Establishment of the Basidiomycete Fomes fomentarius for the Production of Composite Materials

Summary

This research explores using the tinder fungus (Fomes fomentarius) to create sustainable composite materials that could replace petroleum-based foams like Styrofoam. The fungus acts as a natural glue, binding agricultural waste materials like hemp and rapeseed straw into solid structures. The resulting materials show promising mechanical properties comparable to synthetic foams. Impacts on everyday life: – Could provide eco-friendly alternatives to petroleum-based packaging materials – Offers a way to repurpose agricultural waste into valuable products – Reduces dependency on non-renewable resources for construction and packaging materials – Provides biodegradable alternatives to synthetic materials – Creates new opportunities for sustainable manufacturing

Background

Filamentous fungi of the phylum Basidiomycota are considered attractive sources for biotechnological production of composite materials.
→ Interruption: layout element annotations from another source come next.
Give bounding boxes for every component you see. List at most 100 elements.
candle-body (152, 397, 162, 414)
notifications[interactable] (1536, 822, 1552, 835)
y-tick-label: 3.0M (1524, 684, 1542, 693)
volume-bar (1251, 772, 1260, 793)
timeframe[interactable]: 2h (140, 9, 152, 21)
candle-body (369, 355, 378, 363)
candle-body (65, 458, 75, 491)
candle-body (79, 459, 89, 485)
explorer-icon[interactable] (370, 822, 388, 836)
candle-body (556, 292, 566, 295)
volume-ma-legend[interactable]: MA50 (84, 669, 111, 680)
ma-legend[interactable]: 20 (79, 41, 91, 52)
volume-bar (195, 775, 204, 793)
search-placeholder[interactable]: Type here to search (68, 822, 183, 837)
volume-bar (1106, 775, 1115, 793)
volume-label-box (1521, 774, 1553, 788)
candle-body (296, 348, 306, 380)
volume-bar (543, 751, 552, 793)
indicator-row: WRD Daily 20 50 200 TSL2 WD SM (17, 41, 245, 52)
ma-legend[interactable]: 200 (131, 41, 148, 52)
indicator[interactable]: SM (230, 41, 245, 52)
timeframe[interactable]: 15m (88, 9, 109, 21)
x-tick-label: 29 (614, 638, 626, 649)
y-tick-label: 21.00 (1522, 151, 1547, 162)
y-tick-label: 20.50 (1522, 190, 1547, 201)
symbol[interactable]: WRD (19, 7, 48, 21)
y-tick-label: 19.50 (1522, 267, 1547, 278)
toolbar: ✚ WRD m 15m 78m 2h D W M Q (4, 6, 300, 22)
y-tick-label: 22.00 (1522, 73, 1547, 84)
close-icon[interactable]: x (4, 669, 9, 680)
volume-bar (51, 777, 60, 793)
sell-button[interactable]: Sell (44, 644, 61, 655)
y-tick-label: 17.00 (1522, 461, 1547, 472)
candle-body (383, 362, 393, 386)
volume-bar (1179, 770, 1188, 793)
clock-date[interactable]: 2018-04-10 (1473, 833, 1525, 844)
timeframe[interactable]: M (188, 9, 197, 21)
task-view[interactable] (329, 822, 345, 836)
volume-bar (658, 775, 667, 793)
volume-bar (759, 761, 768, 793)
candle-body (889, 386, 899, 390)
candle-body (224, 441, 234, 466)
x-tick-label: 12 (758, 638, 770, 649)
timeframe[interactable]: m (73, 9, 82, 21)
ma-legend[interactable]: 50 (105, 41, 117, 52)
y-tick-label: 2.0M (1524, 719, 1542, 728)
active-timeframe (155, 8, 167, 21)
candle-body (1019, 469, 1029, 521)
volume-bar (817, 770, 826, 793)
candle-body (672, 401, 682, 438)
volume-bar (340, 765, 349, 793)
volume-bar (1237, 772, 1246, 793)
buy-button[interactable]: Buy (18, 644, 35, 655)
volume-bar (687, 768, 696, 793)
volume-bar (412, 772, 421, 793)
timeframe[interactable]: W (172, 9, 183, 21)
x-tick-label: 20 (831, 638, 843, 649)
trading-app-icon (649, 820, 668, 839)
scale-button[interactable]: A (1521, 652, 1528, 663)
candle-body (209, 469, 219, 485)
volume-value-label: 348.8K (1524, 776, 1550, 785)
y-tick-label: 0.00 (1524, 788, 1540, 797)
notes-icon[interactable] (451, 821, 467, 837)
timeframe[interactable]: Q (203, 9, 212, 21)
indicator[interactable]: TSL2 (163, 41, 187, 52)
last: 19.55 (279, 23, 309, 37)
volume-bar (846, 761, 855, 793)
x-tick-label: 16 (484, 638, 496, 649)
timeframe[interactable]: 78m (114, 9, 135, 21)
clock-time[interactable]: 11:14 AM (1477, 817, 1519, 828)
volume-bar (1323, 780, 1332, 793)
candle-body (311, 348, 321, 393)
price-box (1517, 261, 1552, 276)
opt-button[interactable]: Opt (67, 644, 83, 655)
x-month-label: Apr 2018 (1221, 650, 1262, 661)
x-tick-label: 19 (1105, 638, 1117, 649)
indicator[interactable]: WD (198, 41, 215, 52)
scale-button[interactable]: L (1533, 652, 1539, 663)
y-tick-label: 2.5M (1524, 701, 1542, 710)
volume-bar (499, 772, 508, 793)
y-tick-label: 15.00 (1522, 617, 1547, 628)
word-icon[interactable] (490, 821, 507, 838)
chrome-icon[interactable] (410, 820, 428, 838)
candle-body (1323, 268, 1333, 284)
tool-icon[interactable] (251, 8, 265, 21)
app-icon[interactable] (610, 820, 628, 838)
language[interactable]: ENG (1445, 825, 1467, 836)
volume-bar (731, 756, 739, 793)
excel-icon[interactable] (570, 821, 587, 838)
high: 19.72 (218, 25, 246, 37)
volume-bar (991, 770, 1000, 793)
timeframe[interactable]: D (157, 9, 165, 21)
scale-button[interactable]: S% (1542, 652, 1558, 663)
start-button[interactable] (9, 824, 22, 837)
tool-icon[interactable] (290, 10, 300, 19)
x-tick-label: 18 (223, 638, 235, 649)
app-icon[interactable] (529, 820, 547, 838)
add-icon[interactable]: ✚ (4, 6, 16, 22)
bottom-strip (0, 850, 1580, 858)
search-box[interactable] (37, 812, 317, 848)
Many basidiomycetes can accept residual lignocellulosic plant biomass from agriculture and forestry as substrates and bind these loose particles into their mycelial network, making them ideal candidates to produce biological composites that could replace petroleum-based synthetic plastics and foams.

Objective

To investigate the potential of the tinder fungus Fomes fomentarius for lab-scale production of mycelium composites using hemp shives and rapeseed straw as substrates, and to characterize how particle size affects material properties compared to synthetic expanded polystyrene (EPS).

Results

The composite materials showed elastic-plastic deformation behavior under compression. Materials made with smaller substrate particles performed better than those with larger particles. Rapeseed straw-based composites performed slightly better than hemp shive-based ones in medium and small size ranges. While EPS showed 4x higher elastic modulus, the fungal composites demonstrated comparable or better compression resistance at 50% strain (0.2-0.3 MPa vs 0.15 MPa for EPS).

Conclusion

F. fomentarius shows promise as a cell factory for producing fungal composite materials that could potentially replace synthetic foams like EPS. The material characteristics can be modulated through variations in cultivation conditions and substrate properties. Further optimization and testing of other important properties like thermal insulation, water resistance, and long-term stability is needed.